Written for Christopher Columbus 'Mra' Ngcukana, father of some of Cape Town's jazz stalwarts, Ezra and Duke, this is a 'war song' or 'mzabalazo', some say it contains some of Mra's own riffs. This arrangement is basically a more structured version (and then for full bigband) of the one recorded by Chris McGregor's 'Brotherhood of Breath' on the live album 'Travelling Somewhere'. Featured on that recording are some of the original Blue Notes who went into exile with McGregor in the early 1960's including Pukwana on alto sax, Mongezi Feza on trumpet and Louis Moholo on drums. 'Mra' is short for the South Africanism 'My Bra' which in turn is a hip version of 'My Brother'.
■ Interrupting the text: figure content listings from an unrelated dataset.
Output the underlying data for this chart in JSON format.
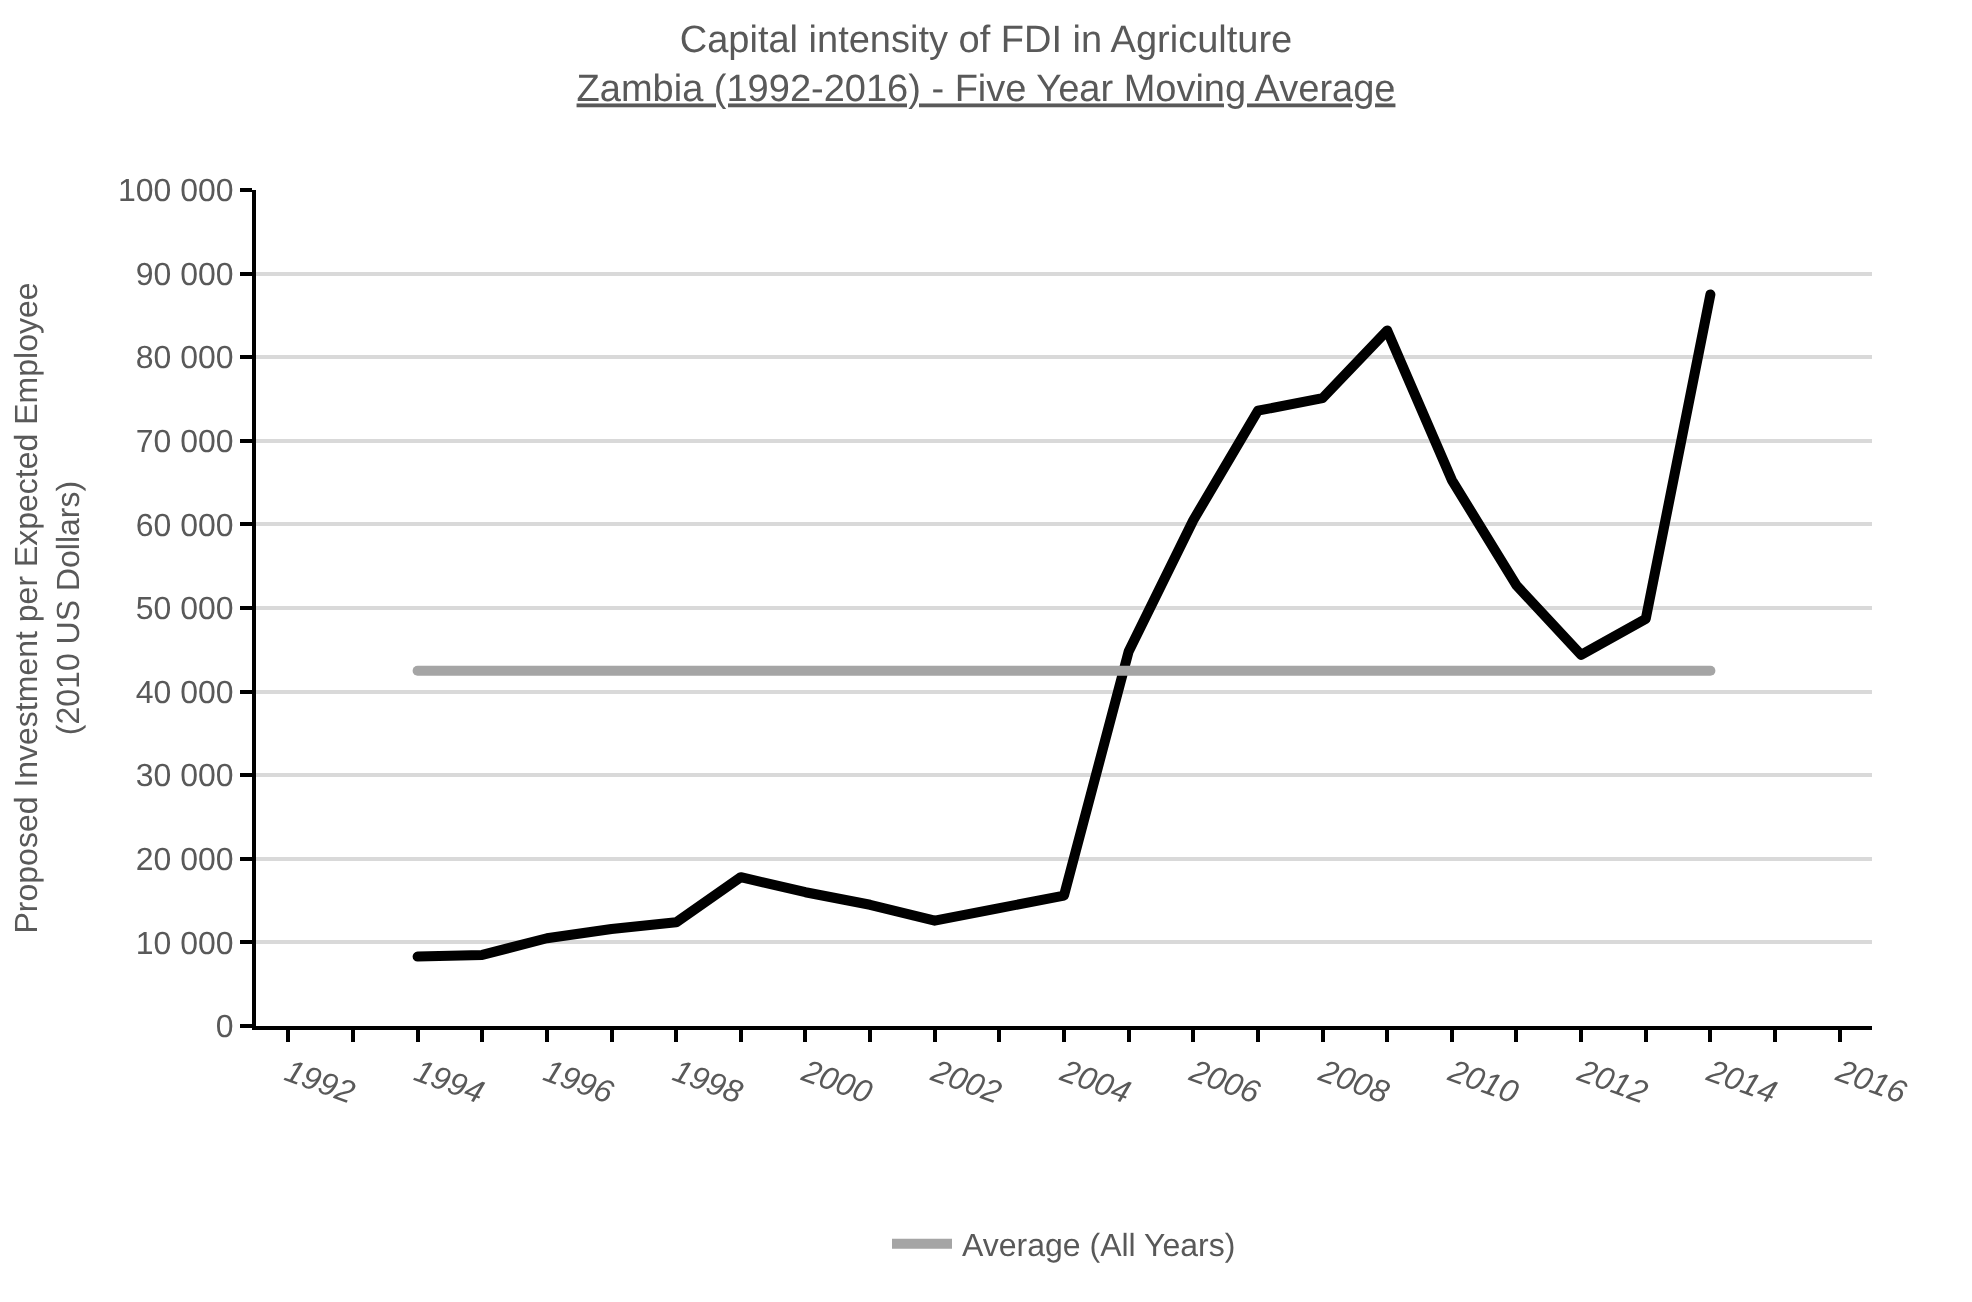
{
  "chart_data": {
    "type": "line",
    "title": "Capital intensity of FDI in Agriculture",
    "subtitle": "Zambia (1992-2016) - Five Year Moving Average",
    "ylabel": "Proposed Investment per Expected Employee\n(2010 US Dollars)",
    "x": [
      1994,
      1995,
      1996,
      1997,
      1998,
      1999,
      2000,
      2001,
      2002,
      2003,
      2004,
      2005,
      2006,
      2007,
      2008,
      2009,
      2010,
      2011,
      2012,
      2013,
      2014
    ],
    "series": [
      {
        "color": "#000000",
        "values": [
          8300,
          8500,
          10500,
          11600,
          12400,
          17800,
          16000,
          14500,
          12600,
          14100,
          15600,
          44800,
          60500,
          73600,
          75100,
          83200,
          65300,
          52700,
          44400,
          48700,
          87500
        ]
      },
      {
        "name": "Average (All Years)",
        "color": "#a5a5a5",
        "x": [
          1994,
          2014
        ],
        "values": [
          42500,
          42500
        ]
      }
    ],
    "xlim": [
      1991.5,
      2016.5
    ],
    "xticks": [
      1992,
      {
        "value": 1993,
        "label": null
      },
      1994,
      {
        "value": 1995,
        "label": null
      },
      1996,
      {
        "value": 1997,
        "label": null
      },
      1998,
      {
        "value": 1999,
        "label": null
      },
      2000,
      {
        "value": 2001,
        "label": null
      },
      2002,
      {
        "value": 2003,
        "label": null
      },
      2004,
      {
        "value": 2005,
        "label": null
      },
      2006,
      {
        "value": 2007,
        "label": null
      },
      2008,
      {
        "value": 2009,
        "label": null
      },
      2010,
      {
        "value": 2011,
        "label": null
      },
      2012,
      {
        "value": 2013,
        "label": null
      },
      2014,
      {
        "value": 2015,
        "label": null
      },
      2016
    ],
    "ylim": [
      0,
      100000
    ],
    "yticks": [
      0,
      {
        "value": 10000,
        "label": "10 000"
      },
      {
        "value": 20000,
        "label": "20 000"
      },
      {
        "value": 30000,
        "label": "30 000"
      },
      {
        "value": 40000,
        "label": "40 000"
      },
      {
        "value": 50000,
        "label": "50 000"
      },
      {
        "value": 60000,
        "label": "60 000"
      },
      {
        "value": 70000,
        "label": "70 000"
      },
      {
        "value": 80000,
        "label": "80 000"
      },
      {
        "value": 90000,
        "label": "90 000"
      },
      {
        "value": 100000,
        "label": "100 000"
      }
    ],
    "grid": "y",
    "legend": "bottom",
    "marker": "none",
    "line_style": "solid"
  }
}
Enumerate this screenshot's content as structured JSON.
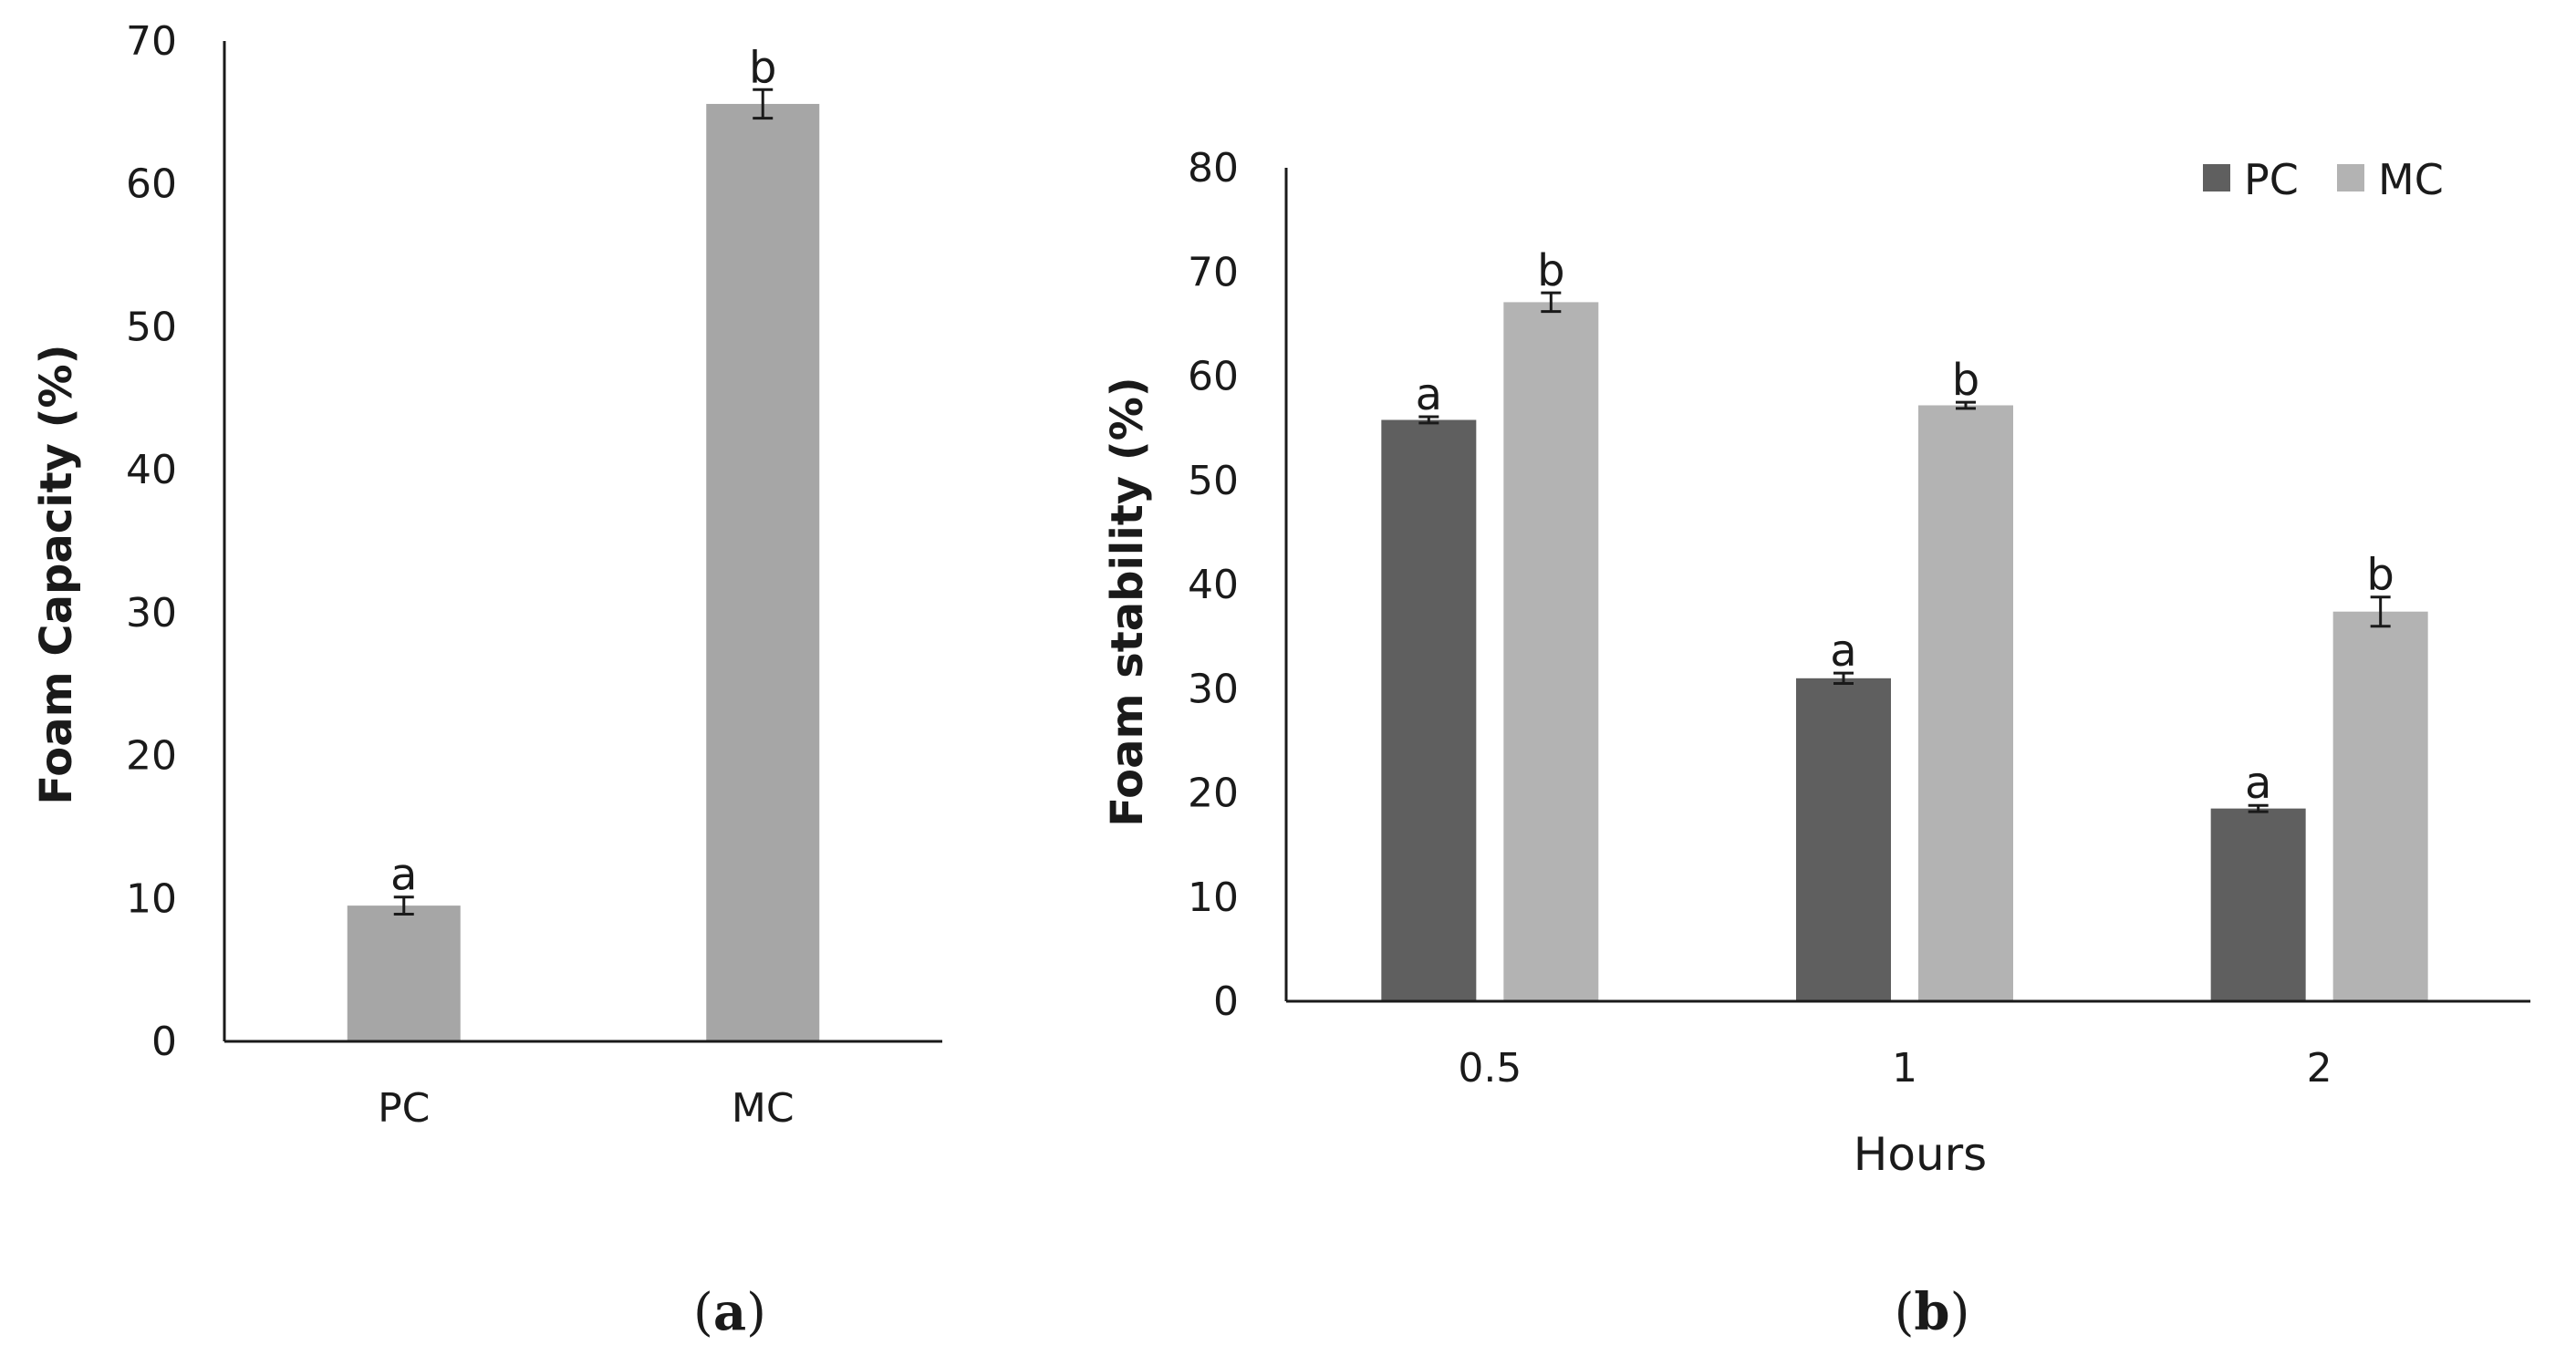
{
  "colors": {
    "pc": "#5f5f5f",
    "mc": "#b3b3b3",
    "single": "#a6a6a6",
    "axis": "#1a1a1a"
  },
  "chart_data": [
    {
      "type": "bar",
      "panel": "a",
      "title": "",
      "categories": [
        "PC",
        "MC"
      ],
      "values": [
        9.5,
        65.6
      ],
      "errors": [
        0.6,
        1.0
      ],
      "significance": [
        "a",
        "b"
      ],
      "xlabel": "",
      "ylabel": "Foam Capacity (%)",
      "ylim": [
        0,
        70
      ],
      "yticks": [
        0,
        10,
        20,
        30,
        40,
        50,
        60,
        70
      ],
      "grid": false,
      "legend": null
    },
    {
      "type": "bar",
      "panel": "b",
      "title": "",
      "categories": [
        "0.5",
        "1",
        "2"
      ],
      "series": [
        {
          "name": "PC",
          "values": [
            55.8,
            31.0,
            18.5
          ],
          "errors": [
            0.3,
            0.5,
            0.3
          ],
          "significance": [
            "a",
            "a",
            "a"
          ]
        },
        {
          "name": "MC",
          "values": [
            67.1,
            57.2,
            37.4
          ],
          "errors": [
            0.9,
            0.3,
            1.4
          ],
          "significance": [
            "b",
            "b",
            "b"
          ]
        }
      ],
      "xlabel": "Hours",
      "ylabel": "Foam stability (%)",
      "ylim": [
        0,
        80
      ],
      "yticks": [
        0,
        10,
        20,
        30,
        40,
        50,
        60,
        70,
        80
      ],
      "grid": false,
      "legend": "top-right"
    }
  ],
  "panels": {
    "a": "a",
    "b": "b"
  }
}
'Ntyilo Ntyilo' (Xhosa: Little Bird) is a true South African classic, one a small group of 'evergreens' that any local artist with jazz pretensions must include in their repertoire. It was written by Alan Silinga expressly for Miriam Makeba who first recorded it with the Manhattan Brothers in 1954. Miriam's solo rendition on her first American album in 1960 put it on the world map and since that time many other versions have been cut by artists as diverse as Hugh Masekela, Pharoah Sanders and on this CD, Dolly Rathebe. As for the song's meaning, composer Silinga can only say that it is about a bird singing sweetly and inviting the listener to "that happier place" called heaven.

This arrangement by Prof. Mike Campbell, head of jazz at University of Cape Town.